Common ladder types include:

  • Over-the-gunwale ladders for runabouts and small sailboats. These have hooks that vary in width to match the width of the gunwale.
  • Swim step ladders hang down from powerboat swim steps and usually contract underneath or fold up on top of the step. Since the swim step is so much lower than the side of the boat, these ladders generally need only 1-3 steps.
  • Platform ladders create a mini-swim step on one side of the outboard or outdrive. These come with a platform and side rails.
  • Transom ladders on sailboats hinge up and down and generally match the appearance of the pushpit.
  • Removable ladders fit in brackets bolted to the hull or deck. The brackets have keyhole slots that hold the ladder securely, yet allow it to be removed quickly for storage.

Many ladders fold in half so they can be left in place without dragging in the water.

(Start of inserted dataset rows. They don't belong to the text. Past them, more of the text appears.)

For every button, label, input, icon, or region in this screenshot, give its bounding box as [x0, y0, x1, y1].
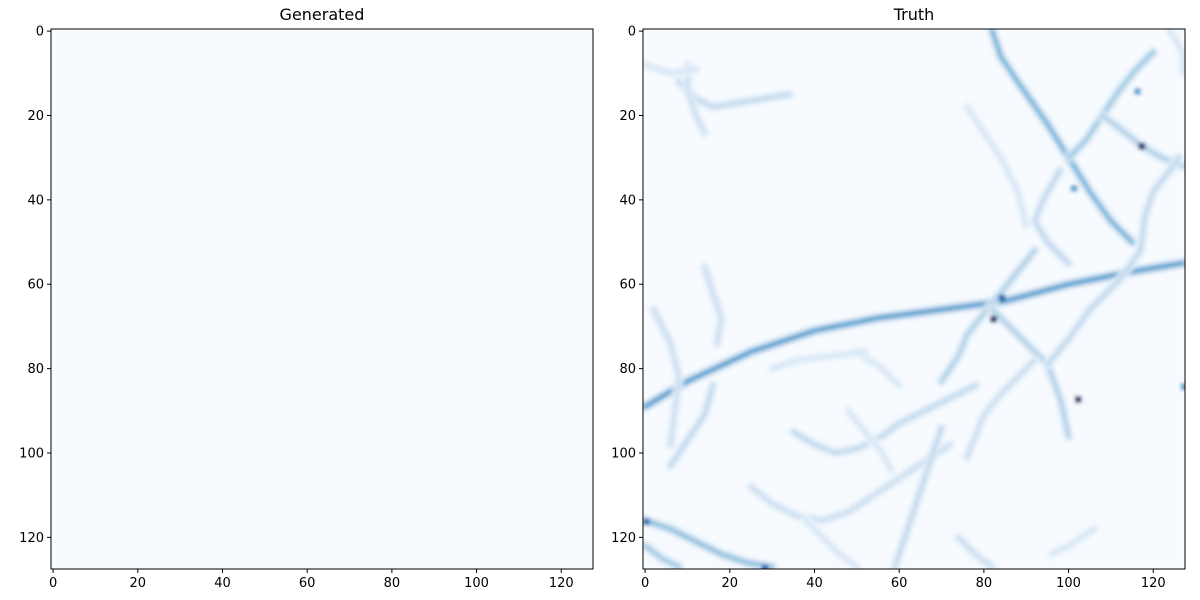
filament — [1049, 526, 1097, 557]
filament — [651, 307, 682, 447]
filament — [803, 518, 860, 569]
panel-truth: Truth 0 20 40 60 80 100 120 0 20 40 60 80 100 120 — [611, 5, 1186, 591]
x-tick-label: 80 — [384, 576, 401, 591]
filament — [685, 62, 707, 135]
x-axis-truth: 0 20 40 60 80 100 120 — [641, 569, 1166, 591]
filament — [964, 357, 1038, 460]
x-axis-generated: 0 20 40 60 80 100 120 — [49, 569, 574, 591]
panel-generated: Generated 0 20 40 60 80 100 120 0 20 40 60 80 100 12… — [19, 5, 594, 591]
x-tick-label: 20 — [130, 576, 147, 591]
x-tick-label: 120 — [1141, 576, 1166, 591]
y-tick-label: 80 — [619, 362, 636, 377]
heatmap-generated — [51, 29, 593, 569]
x-tick-label: 120 — [549, 576, 574, 591]
y-tick-label: 0 — [36, 25, 44, 40]
filament — [1032, 168, 1071, 266]
y-tick-label: 20 — [619, 109, 636, 124]
y-tick-label: 0 — [628, 25, 636, 40]
x-tick-label: 80 — [976, 576, 993, 591]
filament — [964, 104, 1029, 228]
filament — [769, 349, 868, 371]
filament — [956, 535, 995, 569]
filament — [668, 383, 716, 468]
chart-title-generated: Generated — [280, 5, 365, 24]
x-tick-label: 60 — [891, 576, 908, 591]
x-tick-label: 20 — [722, 576, 739, 591]
filament — [1167, 29, 1185, 76]
filament — [643, 543, 682, 569]
x-tick-label: 60 — [299, 576, 316, 591]
y-axis-generated: 0 20 40 60 80 100 120 — [19, 25, 51, 546]
hotspot — [998, 294, 1006, 302]
hotspot — [643, 518, 650, 526]
filament — [643, 62, 699, 76]
filament — [846, 408, 894, 473]
axes-frame-truth — [642, 28, 1186, 570]
y-tick-label: 40 — [619, 193, 636, 208]
y-tick-label: 80 — [27, 362, 44, 377]
y-tick-label: 40 — [27, 193, 44, 208]
filament — [702, 265, 724, 346]
heatmap-cells — [51, 29, 593, 569]
y-tick-label: 20 — [27, 109, 44, 124]
x-tick-label: 40 — [806, 576, 823, 591]
hotspot — [1138, 142, 1146, 150]
filament — [990, 29, 1135, 245]
filament — [643, 518, 775, 569]
filament — [748, 442, 953, 523]
y-tick-label: 100 — [19, 446, 44, 461]
filament — [790, 383, 978, 456]
x-tick-label: 100 — [464, 576, 489, 591]
hotspot — [1180, 383, 1185, 391]
y-tick-label: 120 — [611, 531, 636, 546]
x-tick-label: 40 — [214, 576, 231, 591]
heatmap-background — [51, 29, 593, 569]
y-tick-label: 60 — [27, 278, 44, 293]
filament — [990, 307, 1071, 439]
hotspot — [990, 315, 997, 323]
filament — [1066, 49, 1156, 160]
hotspot — [761, 564, 769, 569]
y-axis-truth: 0 20 40 60 80 100 120 — [611, 25, 643, 546]
x-tick-label: 0 — [49, 576, 57, 591]
y-tick-label: 100 — [611, 446, 636, 461]
filament — [643, 260, 1185, 409]
x-tick-label: 0 — [641, 576, 649, 591]
hotspot — [1134, 88, 1141, 95]
hotspot — [1070, 185, 1078, 192]
y-tick-label: 60 — [619, 278, 636, 293]
hotspot — [1074, 396, 1082, 403]
filament — [939, 248, 1038, 384]
filament — [854, 349, 902, 388]
x-tick-label: 100 — [1056, 576, 1081, 591]
axes-frame-generated — [50, 28, 594, 570]
filament — [892, 425, 944, 569]
heatmap-truth — [643, 29, 1185, 569]
chart-title-truth: Truth — [893, 5, 935, 24]
filament — [1045, 155, 1181, 367]
heatmap-cells — [643, 29, 1185, 569]
y-tick-label: 120 — [19, 531, 44, 546]
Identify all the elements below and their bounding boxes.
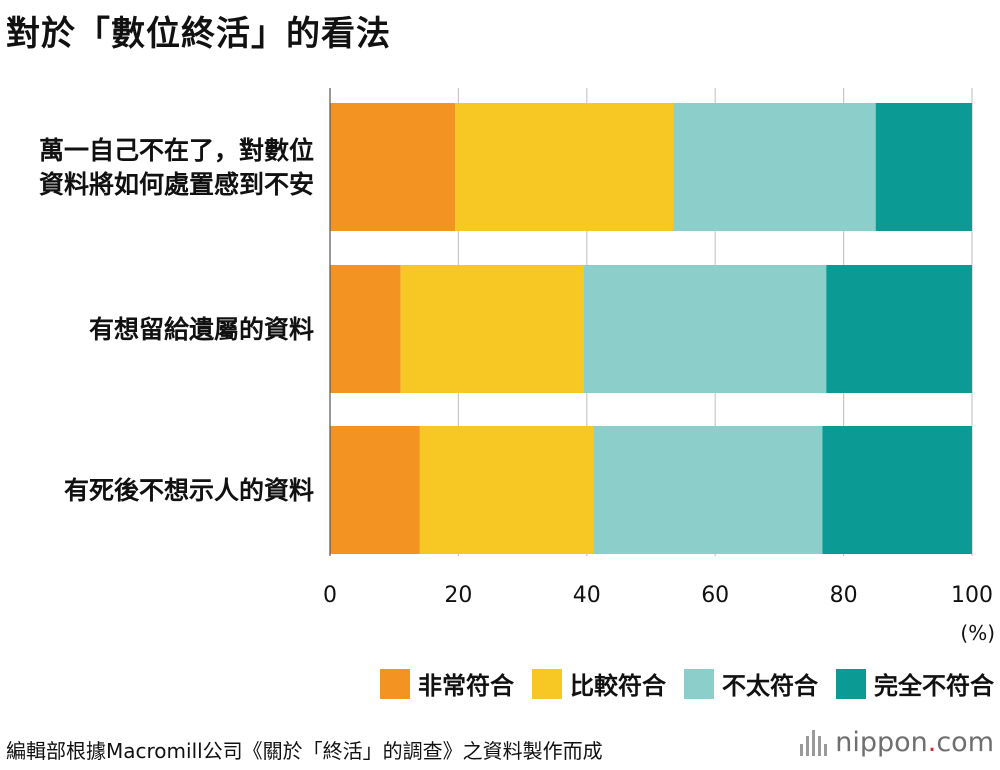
chart-title: 對於「數位終活」的看法 (6, 14, 391, 54)
legend-label: 比較符合 (570, 672, 666, 700)
logo-dot: . (927, 727, 937, 758)
x-tick-label: 80 (830, 583, 858, 608)
x-tick-label: 20 (444, 583, 472, 608)
bar-segment (673, 103, 876, 231)
legend-swatch (532, 668, 562, 699)
legend-swatch (836, 668, 866, 699)
category-label: 有想留給遺屬的資料 (89, 315, 314, 344)
bar-segment (419, 426, 594, 554)
logo-bars-icon (800, 729, 828, 756)
logo-suffix: com (936, 727, 994, 758)
legend-item: 非常符合 (380, 666, 514, 701)
x-tick-label: 60 (701, 583, 729, 608)
legend-item: 比較符合 (532, 666, 666, 701)
bar-segment (330, 265, 401, 393)
nippon-logo: nippon.com (800, 727, 994, 758)
legend-label: 非常符合 (418, 672, 514, 700)
bar-segment (455, 103, 674, 231)
legend-item: 完全不符合 (836, 666, 994, 701)
x-tick-labels: 0 20 40 60 80 100 (323, 583, 993, 608)
x-tick-label: 0 (323, 583, 337, 608)
legend: 非常符合 比較符合 不太符合 完全不符合 (380, 666, 994, 701)
legend-item: 不太符合 (684, 666, 818, 701)
x-tick-label: 40 (573, 583, 601, 608)
category-label: 有死後不想示人的資料 (64, 476, 314, 505)
category-labels: 萬一自己不在了，對數位資料將如何處置感到不安有想留給遺屬的資料有死後不想示人的資… (39, 136, 314, 505)
bar-segment (593, 426, 823, 554)
legend-swatch (380, 668, 410, 699)
bars (330, 103, 972, 554)
bar-segment (875, 103, 972, 231)
stacked-bar-chart: 萬一自己不在了，對數位資料將如何處置感到不安有想留給遺屬的資料有死後不想示人的資… (39, 88, 995, 645)
logo-name: nippon (835, 727, 928, 758)
bar-segment (400, 265, 584, 393)
bar-segment (583, 265, 827, 393)
bar-segment (826, 265, 972, 393)
bar-segment (330, 103, 456, 231)
legend-label: 不太符合 (722, 672, 818, 700)
bar-segment (822, 426, 972, 554)
x-tick-label: 100 (951, 583, 993, 608)
category-label: 資料將如何處置感到不安 (39, 170, 314, 199)
legend-label: 完全不符合 (874, 672, 994, 700)
logo-text: nippon.com (835, 727, 994, 758)
bar-segment (330, 426, 420, 554)
category-label: 萬一自己不在了，對數位 (39, 136, 314, 165)
x-unit-label: (%) (960, 621, 995, 645)
source-note: 編輯部根據Macromill公司《關於「終活」的調查》之資料製作而成 (6, 739, 603, 763)
legend-swatch (684, 668, 714, 699)
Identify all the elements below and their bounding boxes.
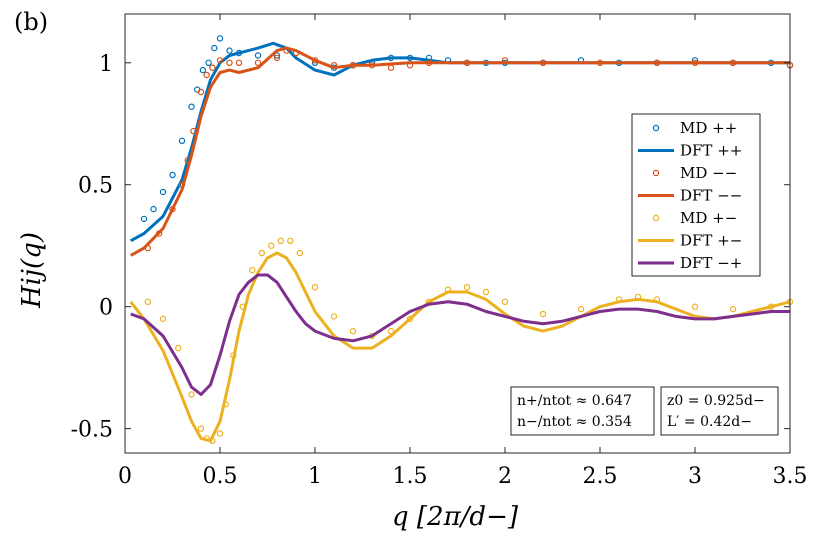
data-point: [277, 237, 284, 244]
legend-item: DFT −+: [638, 254, 742, 272]
series-6: [130, 273, 790, 396]
x-tick-label: 1.5: [393, 464, 428, 489]
data-point: [150, 205, 157, 213]
data-point: [311, 284, 319, 291]
legend-item: MD −−: [652, 164, 737, 182]
y-tick-label: 0: [99, 296, 113, 321]
data-point: [249, 266, 256, 274]
data-point: [209, 64, 216, 71]
annotation-box-0: n+/ntot ≈ 0.647 n−/ntot ≈ 0.354: [510, 386, 655, 436]
data-point: [203, 71, 210, 79]
legend-swatch: [652, 124, 660, 132]
x-tick-label: 0: [118, 464, 132, 489]
data-point: [197, 425, 205, 432]
data-point: [140, 215, 148, 223]
data-point: [174, 344, 182, 352]
data-point: [216, 430, 224, 437]
legend-item: MD ++: [652, 119, 737, 137]
data-point: [349, 327, 357, 335]
x-tick-label: 2: [498, 464, 512, 489]
data-point: [211, 44, 218, 52]
x-tick-label: 0.5: [203, 464, 238, 489]
data-point: [235, 59, 243, 67]
annotation-text: L′ = 0.42d−: [667, 414, 752, 430]
data-point: [254, 59, 262, 67]
x-tick-label: 3.5: [773, 464, 808, 489]
annotation-layer: n+/ntot ≈ 0.647 n−/ntot ≈ 0.354 z0 = 0.925…: [510, 386, 779, 436]
data-point: [729, 305, 737, 313]
data-point: [169, 171, 176, 179]
data-point: [216, 35, 224, 42]
series-3: [129, 46, 790, 257]
data-point: [463, 284, 471, 291]
data-point: [205, 59, 212, 67]
data-point: [273, 52, 281, 59]
legend-label: DFT −−: [680, 187, 742, 205]
legend-item: MD +−: [652, 209, 737, 227]
data-point: [691, 303, 699, 310]
annotation-text: z0 = 0.925d−: [667, 393, 765, 409]
data-point: [159, 188, 167, 196]
annotation-box-1: z0 = 0.925d− L′ = 0.42d−: [660, 386, 779, 436]
data-point: [226, 47, 233, 54]
legend-swatch: [652, 169, 660, 177]
legend-swatch: [652, 214, 660, 222]
data-point: [199, 66, 207, 74]
data-point: [159, 315, 167, 323]
data-point: [273, 54, 281, 62]
data-point: [144, 298, 151, 305]
data-point: [287, 237, 294, 244]
data-point: [188, 103, 195, 110]
data-point: [188, 391, 195, 398]
y-tick-label: 1: [99, 52, 113, 77]
series-layer: [129, 35, 794, 444]
annotation-text: n−/ntot ≈ 0.354: [517, 414, 632, 430]
legend-label: MD ++: [680, 119, 737, 137]
annotation-text: n+/ntot ≈ 0.647: [517, 393, 632, 409]
legend-item: DFT −−: [638, 187, 742, 205]
data-point: [216, 57, 224, 64]
data-point: [197, 88, 205, 96]
legend: MD ++ DFT ++ MD −− DFT −− MD +− DFT +− DFT −+: [631, 113, 761, 277]
x-tick-label: 1: [308, 464, 322, 489]
axes-box: [124, 13, 791, 454]
y-tick-label: -0.5: [71, 418, 113, 443]
data-point: [482, 288, 490, 296]
y-tick-label: 0.5: [78, 174, 113, 199]
legend-item: DFT ++: [638, 142, 742, 160]
panel-label: (b): [14, 8, 48, 36]
y-axis-label: Hij(q): [17, 232, 47, 309]
data-point: [296, 249, 303, 257]
legend-label: DFT +−: [680, 232, 742, 250]
data-point: [406, 315, 414, 323]
x-tick-label: 2.5: [583, 464, 618, 489]
legend-label: DFT ++: [680, 142, 742, 160]
series-line-3: [129, 46, 790, 257]
legend-label: MD −−: [680, 164, 737, 182]
series-line-6: [130, 273, 790, 396]
data-point: [539, 310, 547, 318]
data-point: [268, 242, 275, 249]
data-point: [178, 137, 186, 144]
data-point: [226, 59, 233, 67]
data-point: [254, 52, 262, 59]
data-point: [258, 249, 265, 257]
data-point: [387, 327, 395, 335]
ticks-layer: 0 0.5 1 1.5 2 2.5 3 3.5-0.500.51: [71, 14, 808, 489]
data-point: [501, 298, 509, 305]
legend-item: DFT +−: [638, 232, 742, 250]
data-point: [577, 305, 585, 313]
series-5: [129, 251, 791, 443]
x-axis-label: q [2π/d−]: [392, 502, 519, 532]
data-point: [330, 313, 338, 320]
legend-label: MD +−: [680, 209, 737, 227]
legend-label: DFT −+: [680, 254, 742, 272]
series-line-5: [129, 251, 791, 443]
x-tick-label: 3: [688, 464, 702, 489]
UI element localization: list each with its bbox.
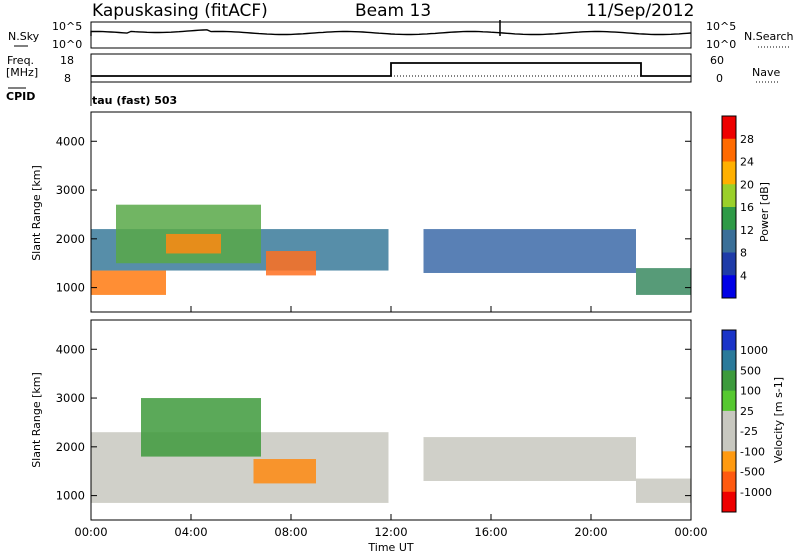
noise-frame (90, 21, 692, 49)
power-band-6 (636, 268, 691, 295)
xtick-label: 16:00 (474, 525, 507, 539)
velocity-ytick-label: 3000 (56, 391, 85, 405)
power-colorbar-tick: 24 (740, 156, 754, 169)
xtick-label: 04:00 (174, 525, 207, 539)
freq-y-top: 18 (60, 54, 74, 67)
power-colorbar-tick: 28 (740, 133, 754, 146)
freq-ry-bottom: 0 (716, 72, 723, 85)
velocity-colorbar-segment (722, 370, 736, 392)
power-colorbar-tick: 4 (740, 269, 747, 282)
power-colorbar-segment (722, 252, 736, 276)
noise-panel: N.Sky 10^5 10^0 10^5 10^0 N.Search (8, 20, 794, 51)
velocity-colorbar-tick: -500 (740, 466, 765, 479)
velocity-colorbar-tick: 25 (740, 405, 754, 418)
power-colorbar-tick: 16 (740, 201, 754, 214)
power-colorbar-segment (722, 138, 736, 162)
velocity-colorbar-frame (721, 329, 737, 513)
power-band-0 (91, 270, 166, 295)
noise-search-label: N.Search (744, 30, 794, 43)
power-band-3 (166, 233, 221, 254)
velocity-ytick-label: 1000 (56, 489, 85, 503)
power-colorbar-segment (722, 116, 736, 140)
velocity-colorbar-tick: 1000 (740, 344, 768, 357)
velocity-colorbar-segment (722, 451, 736, 473)
power-colorbar-segment (722, 229, 736, 253)
velocity-colorbar-tick: 100 (740, 385, 761, 398)
cpid-value: tau (fast) 503 (92, 94, 177, 107)
velocity-band-1 (141, 398, 261, 457)
power-colorbar-frame (721, 115, 737, 299)
velocity-colorbar-label: Velocity [m s-1] (772, 377, 785, 463)
velocity-band-2 (253, 459, 316, 484)
velocity-colorbar-tick: -25 (740, 425, 758, 438)
power-ytick-label: 3000 (56, 183, 85, 197)
freq-y-bottom: 8 (64, 72, 71, 85)
power-colorbar-tick: 20 (740, 178, 754, 191)
noise-y-top: 10^5 (52, 20, 82, 33)
velocity-colorbar-tick: -100 (740, 445, 765, 458)
noise-ry-top: 10^5 (706, 20, 736, 33)
power-ytick-label: 1000 (56, 281, 85, 295)
power-band-4 (266, 251, 316, 276)
xtick-label: 00:00 (74, 525, 107, 539)
velocity-colorbar-segment (722, 330, 736, 351)
xtick-label: 00:00 (674, 525, 707, 539)
power-colorbar-segment (722, 275, 736, 299)
freq-line (91, 62, 691, 77)
date-title: 11/Sep/2012 (586, 1, 694, 21)
velocity-band-4 (636, 478, 691, 503)
noise-ry-bottom: 10^0 (706, 38, 736, 51)
velocity-colorbar-segment (722, 350, 736, 371)
noise-sky-label: N.Sky (8, 30, 40, 43)
power-colorbar-segment (722, 161, 736, 185)
velocity-colorbar-tick: -1000 (740, 486, 772, 499)
power-colorbar-segment (722, 207, 736, 231)
freq-frame (90, 53, 692, 83)
cpid-label: CPID (6, 90, 35, 103)
velocity-colorbar-tick: 500 (740, 364, 761, 377)
velocity-ytick-label: 4000 (56, 342, 85, 356)
velocity-ylabel: Slant Range [km] (30, 372, 43, 468)
velocity-colorbar-segment (722, 471, 736, 493)
power-ytick-label: 2000 (56, 232, 85, 246)
velocity-colorbar-segment (722, 431, 736, 452)
power-ytick-label: 4000 (56, 134, 85, 148)
velocity-colorbar-segment (722, 410, 736, 432)
freq-panel: Freq. [MHz] 18 8 60 0 Nave CPID tau (fas… (6, 53, 780, 107)
power-colorbar-label: Power [dB] (758, 182, 771, 242)
freq-label-2: [MHz] (6, 66, 38, 79)
velocity-band-3 (423, 437, 636, 481)
power-colorbar-tick: 12 (740, 224, 754, 237)
beam-title: Beam 13 (355, 1, 431, 21)
freq-label-1: Freq. (7, 54, 34, 67)
xtick-label: 08:00 (274, 525, 307, 539)
noise-sky-line (90, 29, 692, 36)
velocity-colorbar-segment (722, 491, 736, 513)
power-ylabel: Slant Range [km] (30, 165, 43, 261)
noise-y-bottom: 10^0 (52, 38, 82, 51)
station-title: Kapuskasing (fitACF) (92, 1, 268, 21)
velocity-panel: Slant Range [km] Velocity [m s-1] Time U… (30, 319, 785, 554)
power-colorbar-tick: 8 (740, 247, 747, 260)
freq-ry-top: 60 (710, 54, 724, 67)
velocity-colorbar-segment (722, 390, 736, 412)
xtick-label: 20:00 (574, 525, 607, 539)
xtick-label: 12:00 (374, 525, 407, 539)
power-band-5 (423, 229, 636, 273)
nave-label: Nave (752, 66, 780, 79)
x-axis-label: Time UT (367, 541, 413, 554)
power-colorbar-segment (722, 184, 736, 208)
power-panel: Slant Range [km] Power [dB] 1000 2000 3000… (30, 111, 771, 313)
velocity-ytick-label: 2000 (56, 440, 85, 454)
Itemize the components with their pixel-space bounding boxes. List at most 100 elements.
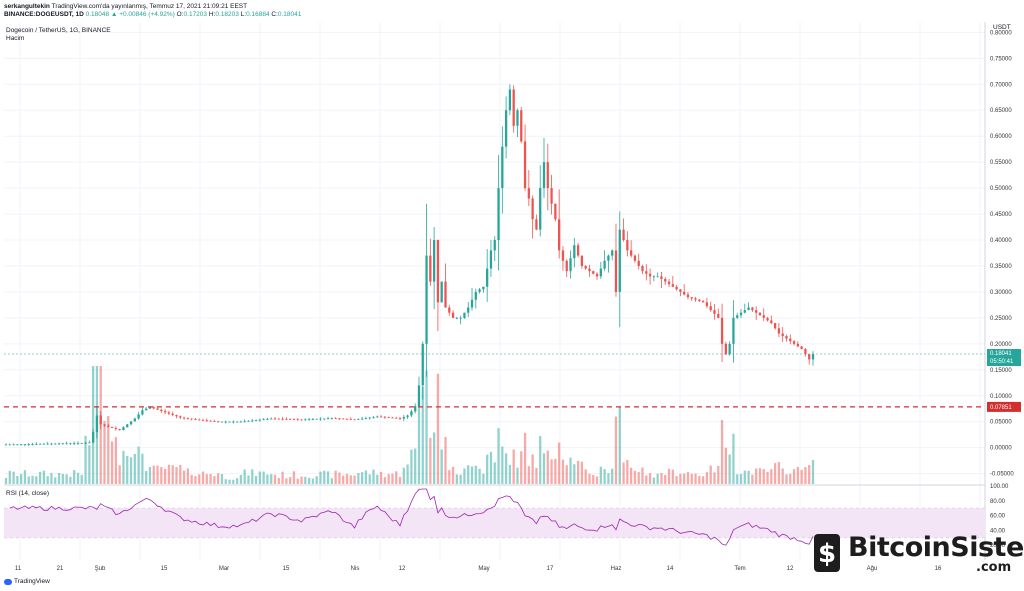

They can be used while folded when boarding from a dinghy and extended when swimming. They are also easier to stow.

"Rope" ladders are flexible, collapsible and lightweight, but they’re not ideal as a primary ladder because their flexibility makes them difficult to climb. Try in calm water before you rely on them as your sole reboarding method.

What to look for

Where to mount
Ladders should be mounted so that the steps extend far enough into the water to make climbing aboard as easy as possible and at a spot that’s convenient for boarding. For example, stern ladders are quite common on sailboats, but this is frequently where the motion of the boat is the greatest. On sailboats with a fixed pushpit, a better place may be on the side, near the cockpit, where the lifeline gate is located.

Comfort and security
We like broad, nonskid treads, since 1" stainless tubing is remarkably painful under bare feet. We also like ladders that stand off away from the side of the hull, because they provide finger and toe clearance. Side rails that extend above deck level provide a handy place to grab.

Ladders are made from noncorroding materials like stainless-steel, aluminum and plastic. Aluminum is lighter and less expensive, while stainless-steel looks better and is stronger. Plastic treads are fine and are quite comfortable.